That even on such a night, with the voice of divine anger in the air, about his ears, he could not forego his sinister excursion, and for once at these hours remain decorously in his rooms! Her wrath overcame her fear of him. She would not have her house burnt and demolished over her head, with thunderbolts, for his doings.

She went forth, with her candle in her hand, and stood at the turn of the banister, confronting Mr. Dingwell, who, also furnished with a candle, was now about midway down the last flight of stairs.

"Egeria, in the thunder!" exclaimed the hard, scoffing tones of Mr. Dingwell; whom, notwithstanding her former encounter with him, she would hardly have recognised in his ugly disguise.

"A hoffle night for anyone to go out, sir," she said, rather sternly, with a courtesy at the same time.

"Hoffle, is it?" said Mr. Dingwell, amused, with mock gravity.

"The hofflest, sir, I think I hever 'ave remembered."

"Why, ma'am, it isn't raining; I put my hand out of the window. There's none of that hoffle rain, ma'am, that gives a fellow rheumatism. I hope there's no unusual fog—is there?"
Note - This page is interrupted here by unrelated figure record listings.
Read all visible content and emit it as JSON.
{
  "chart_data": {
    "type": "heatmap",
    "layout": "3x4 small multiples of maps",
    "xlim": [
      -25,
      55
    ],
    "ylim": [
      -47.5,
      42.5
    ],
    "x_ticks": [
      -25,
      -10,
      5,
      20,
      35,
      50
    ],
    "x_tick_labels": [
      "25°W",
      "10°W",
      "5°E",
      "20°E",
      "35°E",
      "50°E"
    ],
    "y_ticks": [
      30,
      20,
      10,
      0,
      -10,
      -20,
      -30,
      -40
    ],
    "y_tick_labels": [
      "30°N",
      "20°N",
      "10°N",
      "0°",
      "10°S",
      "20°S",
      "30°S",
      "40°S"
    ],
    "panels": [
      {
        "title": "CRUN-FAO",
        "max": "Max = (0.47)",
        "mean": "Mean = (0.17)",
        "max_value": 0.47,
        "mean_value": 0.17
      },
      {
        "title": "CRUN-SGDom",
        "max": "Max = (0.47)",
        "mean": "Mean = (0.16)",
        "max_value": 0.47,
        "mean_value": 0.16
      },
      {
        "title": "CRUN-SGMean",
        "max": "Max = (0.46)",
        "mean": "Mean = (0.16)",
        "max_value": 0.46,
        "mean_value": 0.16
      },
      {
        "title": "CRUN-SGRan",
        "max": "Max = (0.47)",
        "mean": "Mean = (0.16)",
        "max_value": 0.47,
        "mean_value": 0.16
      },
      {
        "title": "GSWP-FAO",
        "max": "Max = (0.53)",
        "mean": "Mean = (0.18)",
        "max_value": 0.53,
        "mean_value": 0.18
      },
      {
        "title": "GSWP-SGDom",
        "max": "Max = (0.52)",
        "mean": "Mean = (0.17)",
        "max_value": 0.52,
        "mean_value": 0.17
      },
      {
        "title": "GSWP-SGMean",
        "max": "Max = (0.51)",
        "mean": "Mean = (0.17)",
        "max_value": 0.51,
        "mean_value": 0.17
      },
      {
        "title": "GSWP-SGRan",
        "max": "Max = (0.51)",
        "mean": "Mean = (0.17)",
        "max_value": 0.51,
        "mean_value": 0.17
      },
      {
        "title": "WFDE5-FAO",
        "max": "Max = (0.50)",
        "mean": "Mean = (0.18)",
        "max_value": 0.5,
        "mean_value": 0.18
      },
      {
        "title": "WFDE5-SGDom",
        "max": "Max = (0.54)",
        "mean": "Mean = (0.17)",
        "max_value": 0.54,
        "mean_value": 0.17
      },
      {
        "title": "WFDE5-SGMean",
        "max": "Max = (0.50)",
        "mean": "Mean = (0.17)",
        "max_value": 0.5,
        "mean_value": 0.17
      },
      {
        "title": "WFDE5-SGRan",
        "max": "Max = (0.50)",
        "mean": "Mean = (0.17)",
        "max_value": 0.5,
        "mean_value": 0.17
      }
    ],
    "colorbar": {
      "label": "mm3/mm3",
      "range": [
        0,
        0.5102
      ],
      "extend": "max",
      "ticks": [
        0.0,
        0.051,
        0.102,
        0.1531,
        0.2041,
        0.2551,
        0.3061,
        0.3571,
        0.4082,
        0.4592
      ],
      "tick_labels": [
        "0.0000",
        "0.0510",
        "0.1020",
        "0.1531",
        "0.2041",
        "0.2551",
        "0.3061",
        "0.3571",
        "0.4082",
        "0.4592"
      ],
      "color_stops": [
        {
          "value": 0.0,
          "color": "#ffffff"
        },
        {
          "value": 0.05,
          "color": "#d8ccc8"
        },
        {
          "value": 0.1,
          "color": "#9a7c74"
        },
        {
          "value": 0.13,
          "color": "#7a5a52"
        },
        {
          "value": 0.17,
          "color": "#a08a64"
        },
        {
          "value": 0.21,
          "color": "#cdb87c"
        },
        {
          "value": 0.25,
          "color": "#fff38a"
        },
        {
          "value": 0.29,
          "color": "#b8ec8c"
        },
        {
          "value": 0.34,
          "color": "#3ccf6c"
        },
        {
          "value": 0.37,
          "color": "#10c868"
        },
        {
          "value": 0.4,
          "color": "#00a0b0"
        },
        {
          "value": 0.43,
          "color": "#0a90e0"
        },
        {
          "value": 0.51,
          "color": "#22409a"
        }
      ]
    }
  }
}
"There, sir;" exclaimed she, as another loud peal rattled over Rosemary Court, with a blue glare through the lobby window and the fanlight in the hall. She paused, and lifted her hand to her eyes till it subsided, and then murmured an ejaculation.

"I like thunder, my dear. It reminds me of your name, dear Miss Rumble;" and he prolonged the name with a rolling pronunciation. "Shakespeare, you know, who says everything better than anyone else in the world, makes that remarkable old gentleman, King Lear, say, 'Thunder, rumble thy bellyfull!' Of course, I would not say that in a drawing-room, or to you; but kings are so refined they may say things we can't, and a genius like Shakespeare hits it off."

"I would not go out, sir, on such a night, without I was very sure it was about something good I was a-going," said Miss Rumble, very pale.